KPK menggandeng BPK dalam menghitung kerugian negara dalam kasus dugaan korupsi kuota haji 2024. Kasus tersebut sudah naik ke tahap penyidikan.
Plt Deputi Penindakan dan Eksekusi KPK, Asep Guntur Rahayu, menyebut bahwa kerugian negara itu dihitung dari pembagian kuota haji yang tidak seharusnya.
"Kerugian negaranya masih sedang dihitung, penghitungannya dari, nanti dari jumlah tadi yang seharusnya menjadi kuota reguler kemudian menjadi kuota khusus, itu di apa namanya, hasil komunikasi dengan pihak BPK," kata Asep kepada wartawan, Sabtu (9/8) dini hari.
"Jadi kita menghitungkan tadi, kami koordinasi dan komunikasi dengan pihak Badan Pemeriksa Keuangan," jelas dia.

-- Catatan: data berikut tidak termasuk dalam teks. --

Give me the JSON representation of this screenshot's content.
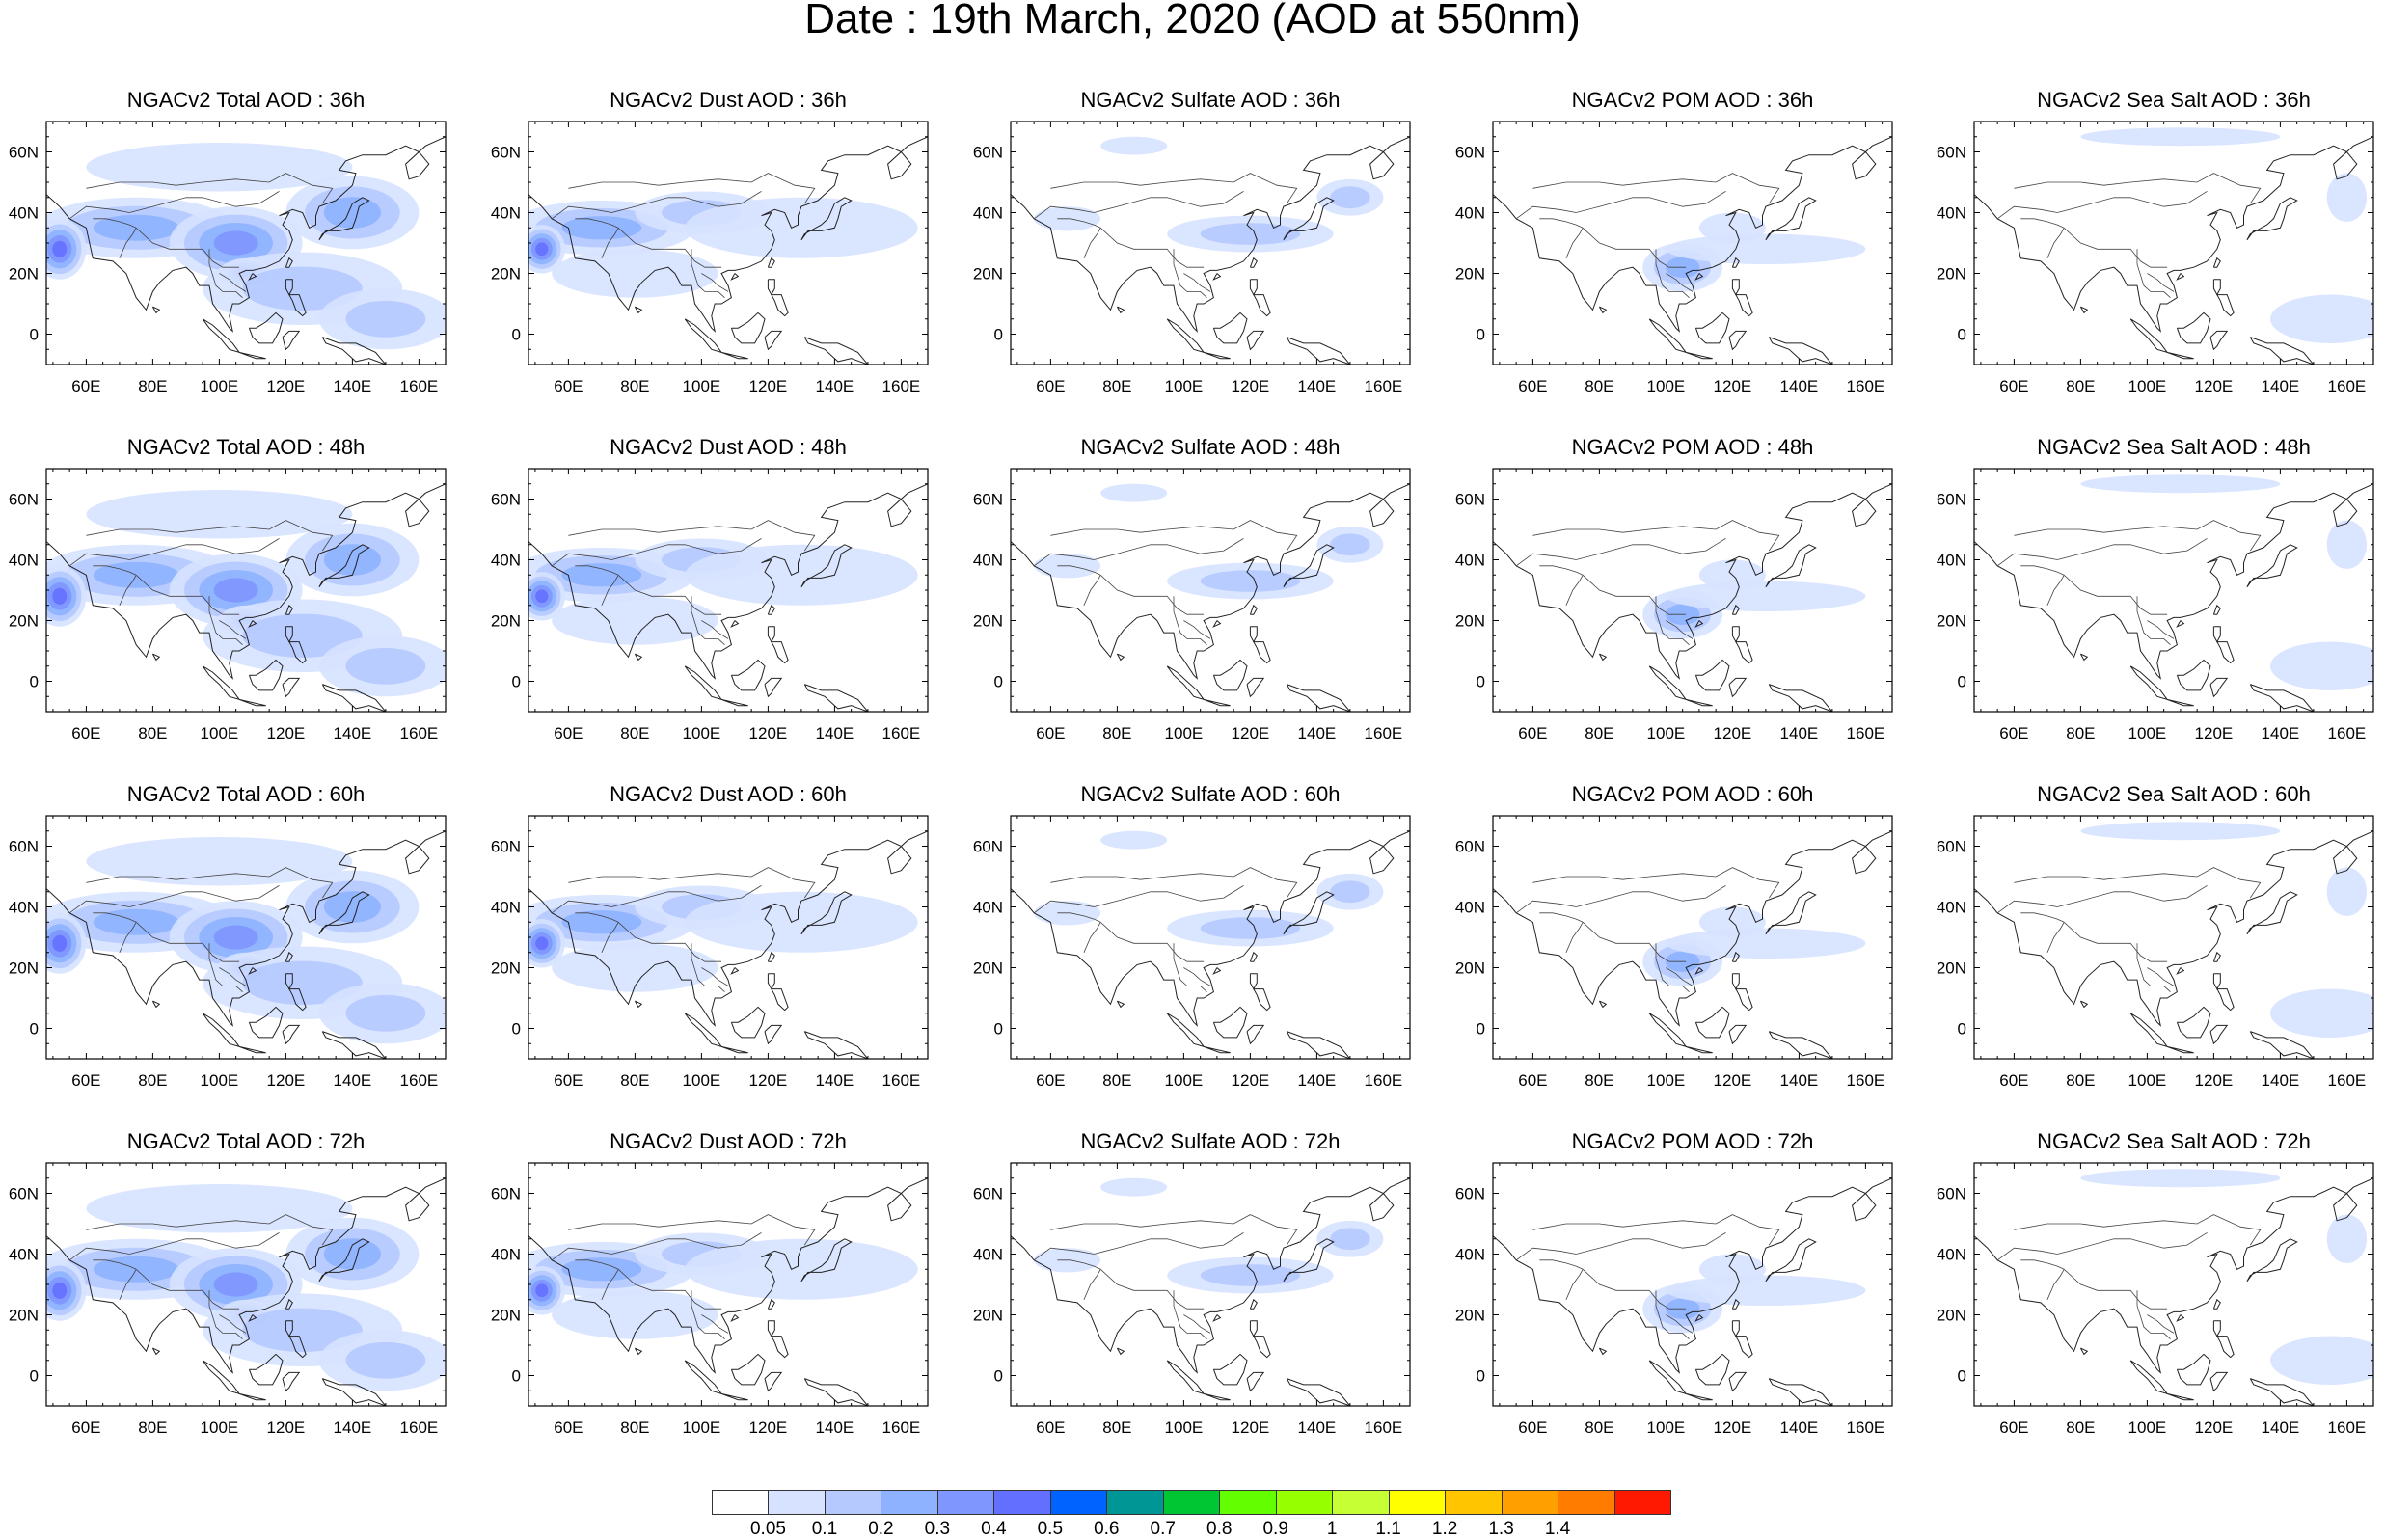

Dalam kasus ini, KPK mengusut dugaan korupsi terkait dengan tambahan kuota haji sebanyak 20 ribu tahun 2024. Diduga ada pembagian kuota yang tidak sesuai dengan aturan.

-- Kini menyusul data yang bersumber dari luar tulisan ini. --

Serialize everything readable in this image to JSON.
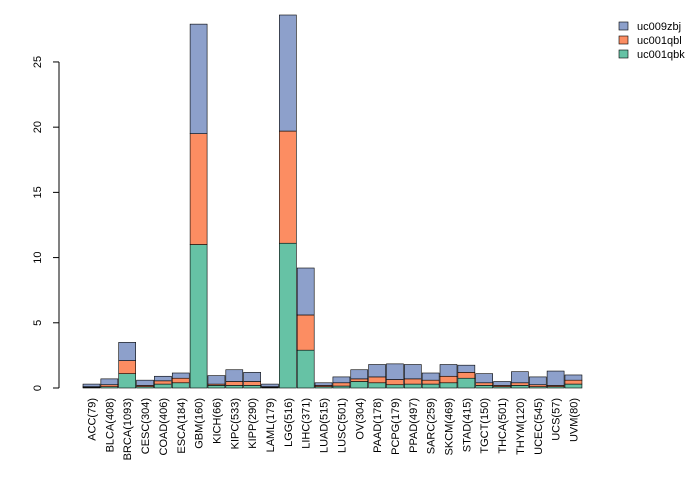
{
  "chart_data": {
    "type": "bar",
    "stacked": true,
    "title": "",
    "xlabel": "",
    "ylabel": "",
    "ylim": [
      0,
      28.6
    ],
    "yticks": [
      0,
      5,
      10,
      15,
      20,
      25
    ],
    "grid": false,
    "legend_position": "top-right",
    "categories": [
      "ACC(79)",
      "BLCA(408)",
      "BRCA(1093)",
      "CESC(304)",
      "COAD(406)",
      "ESCA(184)",
      "GBM(160)",
      "KICH(66)",
      "KIPC(533)",
      "KIPP(290)",
      "LAML(179)",
      "LGG(516)",
      "LIHC(371)",
      "LUAD(515)",
      "LUSC(501)",
      "OV(304)",
      "PAAD(178)",
      "PCPG(179)",
      "PPAD(497)",
      "SARC(259)",
      "SKCM(469)",
      "STAD(415)",
      "TGCT(150)",
      "THCA(501)",
      "THYM(120)",
      "UCEC(545)",
      "UCS(57)",
      "UVM(80)"
    ],
    "series": [
      {
        "name": "uc001qbk",
        "color": "#66c2a5",
        "values": [
          0.05,
          0.1,
          1.1,
          0.1,
          0.3,
          0.4,
          11.0,
          0.2,
          0.2,
          0.2,
          0.05,
          11.1,
          2.9,
          0.1,
          0.15,
          0.5,
          0.4,
          0.25,
          0.3,
          0.3,
          0.4,
          0.75,
          0.2,
          0.1,
          0.2,
          0.1,
          0.1,
          0.3
        ]
      },
      {
        "name": "uc001qbl",
        "color": "#fc8d62",
        "values": [
          0.05,
          0.15,
          1.0,
          0.1,
          0.25,
          0.35,
          8.5,
          0.1,
          0.3,
          0.3,
          0.05,
          8.6,
          2.7,
          0.1,
          0.25,
          0.2,
          0.45,
          0.4,
          0.4,
          0.3,
          0.5,
          0.45,
          0.2,
          0.1,
          0.2,
          0.15,
          0.1,
          0.3
        ]
      },
      {
        "name": "uc009zbj",
        "color": "#8da0cb",
        "values": [
          0.2,
          0.45,
          1.4,
          0.4,
          0.35,
          0.4,
          8.4,
          0.65,
          0.9,
          0.7,
          0.2,
          8.9,
          3.6,
          0.2,
          0.45,
          0.7,
          0.95,
          1.2,
          1.1,
          0.55,
          0.9,
          0.55,
          0.7,
          0.3,
          0.85,
          0.6,
          1.1,
          0.4
        ]
      }
    ]
  }
}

Asep menyebut bahwa seharusnya pembagian kuota itu seharusnya 92% untuk haji reguler dan 8% untuk haji khusus. Namun, yang terjadi, kuota dibagi 50%-50%.
Dalam penyelidikan perkara ini, KPK sudah meminta keterangan sejumlah pihak. Termasuk mantan Menteri Agama Yaqut Cholil Qoumas alias Gus Yaqut pada 7 Agustus 2025.

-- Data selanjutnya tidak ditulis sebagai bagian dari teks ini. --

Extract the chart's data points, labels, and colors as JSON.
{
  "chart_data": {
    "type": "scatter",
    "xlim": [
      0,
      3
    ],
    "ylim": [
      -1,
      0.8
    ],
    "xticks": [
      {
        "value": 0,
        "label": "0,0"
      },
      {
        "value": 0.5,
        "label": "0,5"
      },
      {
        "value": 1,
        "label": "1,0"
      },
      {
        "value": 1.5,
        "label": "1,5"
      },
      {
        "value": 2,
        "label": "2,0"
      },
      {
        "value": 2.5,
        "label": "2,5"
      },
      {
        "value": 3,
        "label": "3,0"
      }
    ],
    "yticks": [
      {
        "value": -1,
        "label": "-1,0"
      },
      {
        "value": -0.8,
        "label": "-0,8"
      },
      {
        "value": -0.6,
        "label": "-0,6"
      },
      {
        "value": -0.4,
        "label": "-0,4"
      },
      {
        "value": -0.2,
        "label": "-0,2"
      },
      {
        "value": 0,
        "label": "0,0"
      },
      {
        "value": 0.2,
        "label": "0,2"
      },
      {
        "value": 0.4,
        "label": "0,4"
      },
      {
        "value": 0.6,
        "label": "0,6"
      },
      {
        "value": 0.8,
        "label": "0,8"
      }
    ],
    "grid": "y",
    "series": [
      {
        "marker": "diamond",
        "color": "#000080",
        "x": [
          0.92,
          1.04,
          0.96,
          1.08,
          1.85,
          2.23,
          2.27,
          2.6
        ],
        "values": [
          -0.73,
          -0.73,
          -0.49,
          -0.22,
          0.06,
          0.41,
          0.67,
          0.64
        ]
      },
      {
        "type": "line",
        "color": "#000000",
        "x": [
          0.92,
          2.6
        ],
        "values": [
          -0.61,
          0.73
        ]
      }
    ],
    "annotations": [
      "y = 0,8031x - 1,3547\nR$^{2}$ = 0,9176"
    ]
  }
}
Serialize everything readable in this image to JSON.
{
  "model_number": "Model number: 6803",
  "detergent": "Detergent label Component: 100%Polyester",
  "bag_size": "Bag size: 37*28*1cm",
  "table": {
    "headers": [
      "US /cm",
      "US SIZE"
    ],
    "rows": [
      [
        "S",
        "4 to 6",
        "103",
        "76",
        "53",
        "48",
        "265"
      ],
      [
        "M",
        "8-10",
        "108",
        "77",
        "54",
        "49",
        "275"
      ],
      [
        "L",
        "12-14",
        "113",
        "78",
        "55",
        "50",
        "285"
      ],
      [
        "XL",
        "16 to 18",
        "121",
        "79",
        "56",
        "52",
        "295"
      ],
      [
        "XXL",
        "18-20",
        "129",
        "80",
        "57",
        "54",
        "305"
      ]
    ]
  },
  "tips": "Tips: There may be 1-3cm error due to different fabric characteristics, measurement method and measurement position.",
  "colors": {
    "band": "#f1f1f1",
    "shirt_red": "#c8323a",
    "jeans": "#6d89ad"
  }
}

Selang sehari kemudian, KPK menerbitkan surat perintah penyidikan (Sprindik) yang sifatnya umum. Artinya, belum ada tersangka yang dijerat.
Namun, Asep menyebut bahwa pihaknya akan mengenakan Pasal 2 ayat (1) atau Pasal 3 UU Tipikor kepada tersangka yang nantinya ditetapkan.
"Betul, dengan menggunakan Pasal 2, Pasal 3, ada unsur kerugian negaranya yang harus kita atau harus penyidik buktikan," tutur dia.
"Kemudian, nanti siapa yang diuntungkan gitu ya dengan pasal ini, yang diuntungkan adalah tadi, menguntungkan diri sendiri, orang lain atau suatu korporasi," imbuhnya.
KPK pun bakal mengusut para pihak yang menerima keuntungan dari kasus tersebut.
"Oknum pihak pemerintah atau Kementerian Agama, yang karena keputusannya memberikan kuota haji ini tidak sesuai dengan aturan kemudian mendapatkan sejumlah uang. Nah itu akan menjadi objek untuk kami minta pertanggungjawaban supaya dikembalikan, seperti itu," papar Asep.
"Kemudian juga tentunya perusahaan-perusahaan ya, perusahaan travel di mana mereka yang seharusnya tidak menerima kuota tersebut," sambungnya.